B.C. Researcher working on Creating the Perfect T-shirt from Lumber
Stephanie Phillips testing a number of commercially sold t-shirts. (Castanet)

Stephanie Phillips and her team at Kwantlen Polytechnic University are working on creating the perfect t-shirt from an unexpected material: softwood lumber, a key resource in British Columbia’s economy. Phillips has collaborated with the University of British Columbia (UBC) to design a sustainable, high-quality T-shirt that sets a new standard in fashion. Phillips described the T-shirt as an “archetypical product,” known for its simplicity and universal appeal. Her research is part of broader efforts in B.C. to make the fashion industry more sustainable by reducing reliance on ancient forest products and exploring innovative, eco-friendly textiles.

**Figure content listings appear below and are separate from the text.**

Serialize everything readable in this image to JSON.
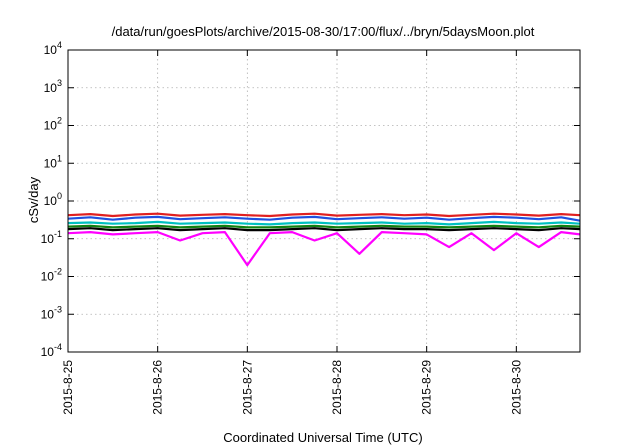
{
  "chart_data": {
    "type": "line",
    "title": "/data/run/goesPlots/archive/2015-08-30/17:00/flux/../bryn/5daysMoon.plot",
    "xlabel": "Coordinated Universal Time (UTC)",
    "ylabel": "cSv/day",
    "yscale": "log",
    "ylim": [
      0.0001,
      10000
    ],
    "xlim": [
      "2015-08-25",
      "2015-08-30 17:00"
    ],
    "x_ticks": [
      "2015-8-25",
      "2015-8-26",
      "2015-8-27",
      "2015-8-28",
      "2015-8-29",
      "2015-8-30"
    ],
    "y_ticks": [
      {
        "base": "10",
        "exp": "4",
        "value": 10000
      },
      {
        "base": "10",
        "exp": "3",
        "value": 1000
      },
      {
        "base": "10",
        "exp": "2",
        "value": 100
      },
      {
        "base": "10",
        "exp": "1",
        "value": 10
      },
      {
        "base": "10",
        "exp": "0",
        "value": 1
      },
      {
        "base": "10",
        "exp": "-1",
        "value": 0.1
      },
      {
        "base": "10",
        "exp": "-2",
        "value": 0.01
      },
      {
        "base": "10",
        "exp": "-3",
        "value": 0.001
      },
      {
        "base": "10",
        "exp": "-4",
        "value": 0.0001
      }
    ],
    "grid": true,
    "x_days": [
      0,
      0.25,
      0.5,
      0.75,
      1,
      1.25,
      1.5,
      1.75,
      2,
      2.25,
      2.5,
      2.75,
      3,
      3.25,
      3.5,
      3.75,
      4,
      4.25,
      4.5,
      4.75,
      5,
      5.25,
      5.5,
      5.71
    ],
    "series": [
      {
        "color": "#e02020",
        "values": [
          0.42,
          0.45,
          0.4,
          0.44,
          0.46,
          0.41,
          0.43,
          0.45,
          0.42,
          0.4,
          0.44,
          0.46,
          0.41,
          0.43,
          0.45,
          0.42,
          0.44,
          0.4,
          0.43,
          0.46,
          0.44,
          0.41,
          0.45,
          0.42
        ]
      },
      {
        "color": "#2050e0",
        "values": [
          0.34,
          0.37,
          0.32,
          0.36,
          0.38,
          0.33,
          0.35,
          0.37,
          0.34,
          0.32,
          0.36,
          0.38,
          0.33,
          0.35,
          0.37,
          0.34,
          0.36,
          0.32,
          0.35,
          0.38,
          0.36,
          0.33,
          0.37,
          0.3
        ]
      },
      {
        "color": "#00c0c0",
        "values": [
          0.26,
          0.27,
          0.25,
          0.26,
          0.28,
          0.25,
          0.26,
          0.27,
          0.25,
          0.24,
          0.26,
          0.27,
          0.25,
          0.26,
          0.27,
          0.25,
          0.26,
          0.24,
          0.26,
          0.28,
          0.26,
          0.25,
          0.27,
          0.25
        ]
      },
      {
        "color": "#108010",
        "values": [
          0.21,
          0.22,
          0.2,
          0.21,
          0.22,
          0.2,
          0.21,
          0.22,
          0.2,
          0.2,
          0.21,
          0.22,
          0.2,
          0.21,
          0.22,
          0.21,
          0.21,
          0.2,
          0.21,
          0.22,
          0.21,
          0.2,
          0.22,
          0.21
        ]
      },
      {
        "color": "#000000",
        "values": [
          0.18,
          0.19,
          0.17,
          0.18,
          0.19,
          0.17,
          0.18,
          0.19,
          0.17,
          0.17,
          0.18,
          0.19,
          0.17,
          0.18,
          0.19,
          0.18,
          0.18,
          0.17,
          0.18,
          0.19,
          0.18,
          0.17,
          0.19,
          0.18
        ]
      },
      {
        "color": "#ff00ff",
        "values": [
          0.14,
          0.15,
          0.13,
          0.14,
          0.15,
          0.09,
          0.14,
          0.15,
          0.02,
          0.14,
          0.15,
          0.09,
          0.14,
          0.04,
          0.15,
          0.14,
          0.13,
          0.06,
          0.14,
          0.05,
          0.14,
          0.06,
          0.15,
          0.13
        ]
      }
    ]
  }
}
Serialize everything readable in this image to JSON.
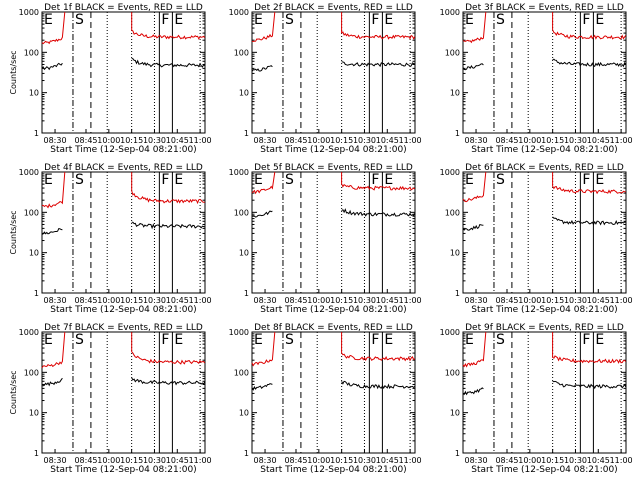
{
  "chart_data": {
    "type": "line",
    "layout": "3x3 grid",
    "y_scale": "log",
    "ylim": [
      1,
      1000
    ],
    "y_ticks": [
      "1",
      "10",
      "100",
      "1000"
    ],
    "x_tick_labels": [
      "08:30",
      "08:45",
      "10:00",
      "10:15",
      "10:30",
      "10:45",
      "11:00"
    ],
    "xlabel": "Start Time (12-Sep-04 08:21:00)",
    "ylabel": "Counts/sec",
    "series_colors": {
      "events": "#000000",
      "lld": "#dd0000"
    },
    "marker_letters": [
      "E",
      "S",
      "F",
      "E"
    ],
    "panels": [
      {
        "title": "Det 1f BLACK = Events, RED = LLD",
        "events": [
          40,
          68,
          48
        ],
        "lld": [
          170,
          330,
          240
        ]
      },
      {
        "title": "Det 2f BLACK = Events, RED = LLD",
        "events": [
          35,
          55,
          50
        ],
        "lld": [
          200,
          300,
          240
        ]
      },
      {
        "title": "Det 3f BLACK = Events, RED = LLD",
        "events": [
          40,
          65,
          50
        ],
        "lld": [
          180,
          330,
          240
        ]
      },
      {
        "title": "Det 4f BLACK = Events, RED = LLD",
        "events": [
          30,
          55,
          45
        ],
        "lld": [
          140,
          320,
          190
        ]
      },
      {
        "title": "Det 5f BLACK = Events, RED = LLD",
        "events": [
          80,
          120,
          90
        ],
        "lld": [
          320,
          470,
          400
        ]
      },
      {
        "title": "Det 6f BLACK = Events, RED = LLD",
        "events": [
          38,
          70,
          55
        ],
        "lld": [
          200,
          450,
          330
        ]
      },
      {
        "title": "Det 7f BLACK = Events, RED = LLD",
        "events": [
          50,
          70,
          55
        ],
        "lld": [
          140,
          300,
          180
        ]
      },
      {
        "title": "Det 8f BLACK = Events, RED = LLD",
        "events": [
          40,
          60,
          45
        ],
        "lld": [
          160,
          280,
          220
        ]
      },
      {
        "title": "Det 9f BLACK = Events, RED = LLD",
        "events": [
          30,
          60,
          45
        ],
        "lld": [
          150,
          250,
          190
        ]
      }
    ]
  }
}
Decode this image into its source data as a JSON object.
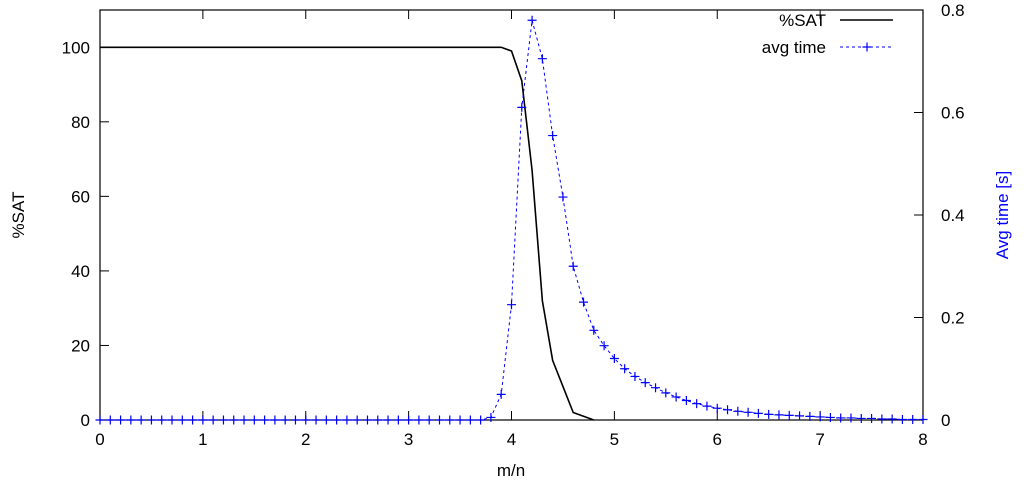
{
  "chart_data": {
    "type": "line",
    "title": "",
    "xlabel": "m/n",
    "ylabel": "%SAT",
    "y2label": "Avg time [s]",
    "xlim": [
      0,
      8
    ],
    "ylim": [
      0,
      110
    ],
    "y2lim": [
      0,
      0.8
    ],
    "grid": false,
    "legend_position": "top-right",
    "x_ticks": [
      "0",
      "1",
      "2",
      "3",
      "4",
      "5",
      "6",
      "7",
      "8"
    ],
    "y_ticks": [
      "0",
      "20",
      "40",
      "60",
      "80",
      "100"
    ],
    "y2_ticks": [
      "0",
      "0.2",
      "0.4",
      "0.6",
      "0.8"
    ],
    "colors": {
      "sat": "#000000",
      "time": "#0000ff"
    },
    "series": [
      {
        "name": "%SAT",
        "axis": "left",
        "style": "solid",
        "x": [
          0,
          0.5,
          1,
          1.5,
          2,
          2.5,
          3,
          3.5,
          3.8,
          3.9,
          4.0,
          4.1,
          4.2,
          4.3,
          4.4,
          4.5,
          4.6,
          4.7,
          4.8
        ],
        "y": [
          100,
          100,
          100,
          100,
          100,
          100,
          100,
          100,
          100,
          100,
          99,
          91,
          67,
          32,
          16,
          9,
          2,
          1,
          0
        ]
      },
      {
        "name": "avg time",
        "axis": "right",
        "style": "dashed-markers",
        "x": [
          0,
          0.1,
          0.2,
          0.3,
          0.4,
          0.5,
          0.6,
          0.7,
          0.8,
          0.9,
          1.0,
          1.1,
          1.2,
          1.3,
          1.4,
          1.5,
          1.6,
          1.7,
          1.8,
          1.9,
          2.0,
          2.1,
          2.2,
          2.3,
          2.4,
          2.5,
          2.6,
          2.7,
          2.8,
          2.9,
          3.0,
          3.1,
          3.2,
          3.3,
          3.4,
          3.5,
          3.6,
          3.7,
          3.8,
          3.9,
          4.0,
          4.1,
          4.2,
          4.3,
          4.4,
          4.5,
          4.6,
          4.7,
          4.8,
          4.9,
          5.0,
          5.1,
          5.2,
          5.3,
          5.4,
          5.5,
          5.6,
          5.7,
          5.8,
          5.9,
          6.0,
          6.1,
          6.2,
          6.3,
          6.4,
          6.5,
          6.6,
          6.7,
          6.8,
          6.9,
          7.0,
          7.1,
          7.2,
          7.3,
          7.4,
          7.5,
          7.6,
          7.7,
          7.8,
          7.9,
          8.0
        ],
        "y": [
          0,
          0,
          0,
          0,
          0,
          0,
          0,
          0,
          0,
          0,
          0,
          0,
          0,
          0,
          0,
          0,
          0,
          0,
          0,
          0,
          0,
          0,
          0,
          0,
          0,
          0,
          0,
          0,
          0,
          0,
          0,
          0,
          0,
          0,
          0,
          0,
          0,
          0,
          0.005,
          0.05,
          0.225,
          0.61,
          0.78,
          0.705,
          0.555,
          0.435,
          0.3,
          0.23,
          0.175,
          0.145,
          0.12,
          0.1,
          0.085,
          0.073,
          0.063,
          0.053,
          0.045,
          0.038,
          0.032,
          0.027,
          0.023,
          0.02,
          0.017,
          0.015,
          0.013,
          0.011,
          0.01,
          0.009,
          0.008,
          0.007,
          0.006,
          0.005,
          0.004,
          0.004,
          0.003,
          0.003,
          0.002,
          0.002,
          0.001,
          0.001,
          0.001
        ]
      }
    ]
  }
}
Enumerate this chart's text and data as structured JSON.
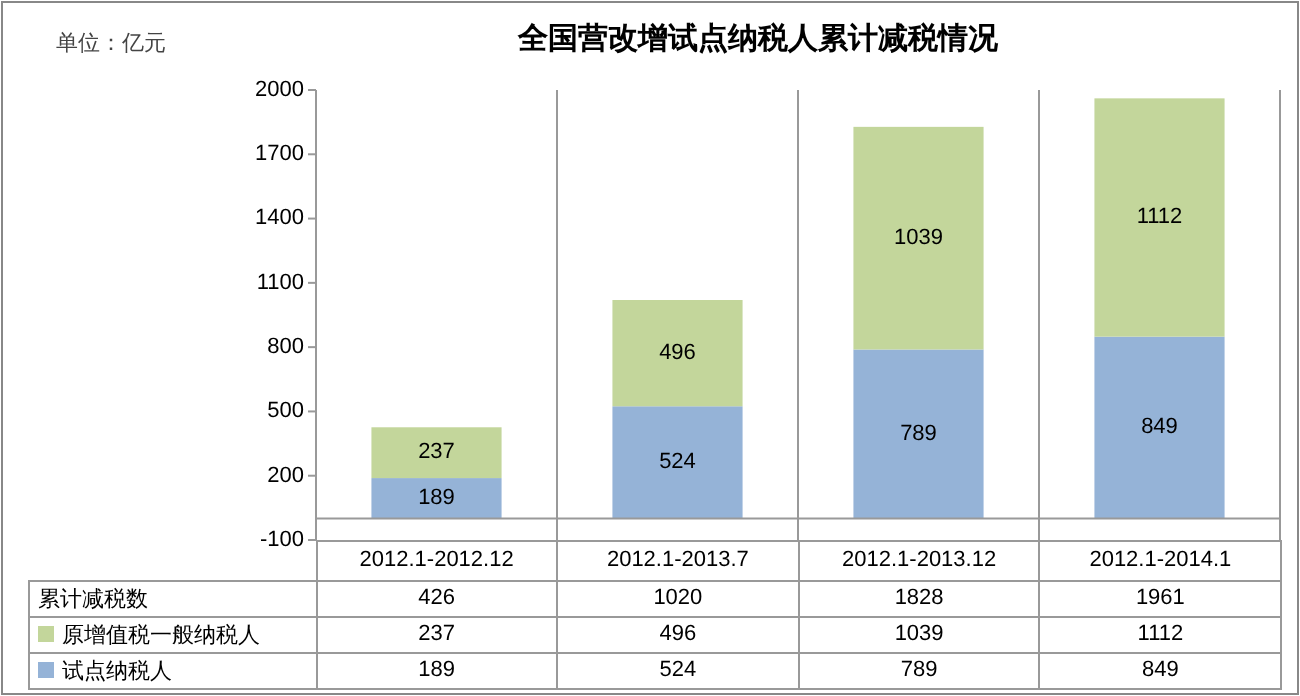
{
  "chart_data": {
    "type": "bar",
    "stacked": true,
    "title": "全国营改增试点纳税人累计减税情况",
    "ylabel": "单位：亿元",
    "categories": [
      "2012.1-2012.12",
      "2012.1-2013.7",
      "2012.1-2013.12",
      "2012.1-2014.1"
    ],
    "series": [
      {
        "name": "试点纳税人",
        "color": "#95b3d7",
        "values": [
          189,
          524,
          789,
          849
        ],
        "value_labels": [
          "189",
          "524",
          "789",
          "849"
        ]
      },
      {
        "name": "原增值税一般纳税人",
        "color": "#c3d69b",
        "values": [
          237,
          496,
          1039,
          1112
        ],
        "value_labels": [
          "237",
          "496",
          "1039",
          "1112"
        ]
      }
    ],
    "totals": [
      "426",
      "1020",
      "1828",
      "1961"
    ],
    "annotations": [
      "累计减税数",
      "237",
      "496",
      "1039",
      "1112",
      "189",
      "524",
      "789",
      "849"
    ],
    "ylim": [
      -100,
      2000
    ],
    "yticks": [
      -100,
      200,
      500,
      800,
      1100,
      1400,
      1700,
      2000
    ],
    "data_labels": true,
    "grid": false,
    "legend": "bottom"
  }
}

The fashion industry currently faces a growing environmental challenge as the primary raw material, cotton, consumes 2.5% of the world’s arable land and vast amounts of water, while synthetic fibres dominate nearly two-thirds of global clothing production, requiring immense oil consumption. Cotton decomposes quickly, but synthetic materials like nylon and polyester can take centuries to break down, contributing to mounting waste. Researcher Stephanie Phillips aims to address the growing problem by developing sustainable textiles from local softwood lumber and waste cellulose like old cotton T-shirts.

Researchers have tested 11 cotton T-shirts priced between $4 and $400 for abrasion resistance, moisture management, yarn strength, and shrinkage using textile industry standards. Surprisingly, perceptions of quality did not always align with price. Heavier-weight fabrics were often seen as better, while more expensive T-shirts excelled in stitching quality. Stephanie Phillips aims to replicate the durability and softness of high-end T-shirts using sustainable softwood fibres.

Phillips has collaborated with Feng Jiang, a UBC researcher specializing in sustainable biomaterials, to develop cellulose-based textiles. While Jiang’s team has successfully created fibres by dissolving pulp and spinning them into filaments, they have only produced 60 grams so far—far from the kilograms needed for prototyping. Efforts to scale production include talks with a Chinese university to produce more material. Phillips hopes the technology will eventually commercialize, perhaps with the entry of local brands like Lululemon or Tentree, making Canada a notable player in the textile industry.